Friday, 15 July 2011
DODO BIRDS
Posted on 05:46 by Unknown
Dodos have been extinct for a long time, like since about 1690. They are very famous for being extinct, so people say things like "dead as a dodo" or "go the way of the dodo." There's a lot we don't know for sure about dodo birds, like whether they were fat, like in most of the pictures of them, or whether they were really thinner and more able to run fast.
We don't even know for sure where the name dodo came from. The Dutch people who were the first ones to describe the birds, called them walghvogels, which means "wallow birds" or "loathsome birds." They called them this because dodos weren't very yummy to eat. Later on, the name dronte was used for the birds, and this word is still used for them in some languages today. But the word dodo itself might have come from the Dutch word dodoor ("sluggard") or dodaars ("knot-arse"). The birds had a knot of feathers on their hind ends, and that is why they were called "knot-arse," which I think is a very funny word. Mom says it sounds like somebody who is anal retentive, whatever that means. But anyway, some dictionaries say that dodo comes from the old Portuguese word doudo, which means "fool" or "crazy." And this might be right, because nowadays we call people dodos if we think they are kind of dumb or silly.
Dodo birds lived in just one place, which was the island of Mauritius. And in case you don't know where this island is, I found a nice map to show you that it is in the Indian Ocean, east of the big island of Madagascar, which is off the east coast of Africa. No one is totally sure how the dodos came to be there, but scientists have done a bunch of DNA testing, and what they found out was that dodos are very distant relatives of some pigeons from Asia. So they think that some of these migrating pigeons got lost on their way to Africa, and they decided to just stay in Mauritius. Which was a very good decision at the time, because there was plenty of fruit to eat and no predators. And over time, the dodos got so they couldn't fly, because they didn't need to, and they made their nests on the ground.
The dodos were about 3.3 feet tall, and they weighed 44 pounds. When the first explorers arrived in Mauritius in the 1500s, they thought the dodos were stupid because they weren't afraid of humans. But the dodos might not have been stupid at all. I think they were probably very clever and curious, and they just didn't know they were supposed to afraid of humans. In 1606, Cornelis Matelief de Jonge wrote descriptions of Mauritius and the animals and plants there.
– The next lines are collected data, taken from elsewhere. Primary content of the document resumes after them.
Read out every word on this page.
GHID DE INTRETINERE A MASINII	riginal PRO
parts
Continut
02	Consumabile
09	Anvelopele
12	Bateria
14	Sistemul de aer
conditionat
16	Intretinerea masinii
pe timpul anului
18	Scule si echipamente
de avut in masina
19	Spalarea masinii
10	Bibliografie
Here's what he said about the dodo:
Blue parrots are very numerous there, as well as other birds; among which are a kind, conspicuous for their size, larger than our swans, with huge heads only half covered with skin as if clothed with a hood. These birds lack wings, in the place of which 3 or 4 blackish feathers protrude. The tail consists of a few soft incurved feathers, which are ash coloured. These we used to call ' Walghvogel,' for the reason that the longer and oftener they were cooked, the less soft and more insipid eating they became. Nevertheless their belly and breast were of a pleasant flavour and easily masticated.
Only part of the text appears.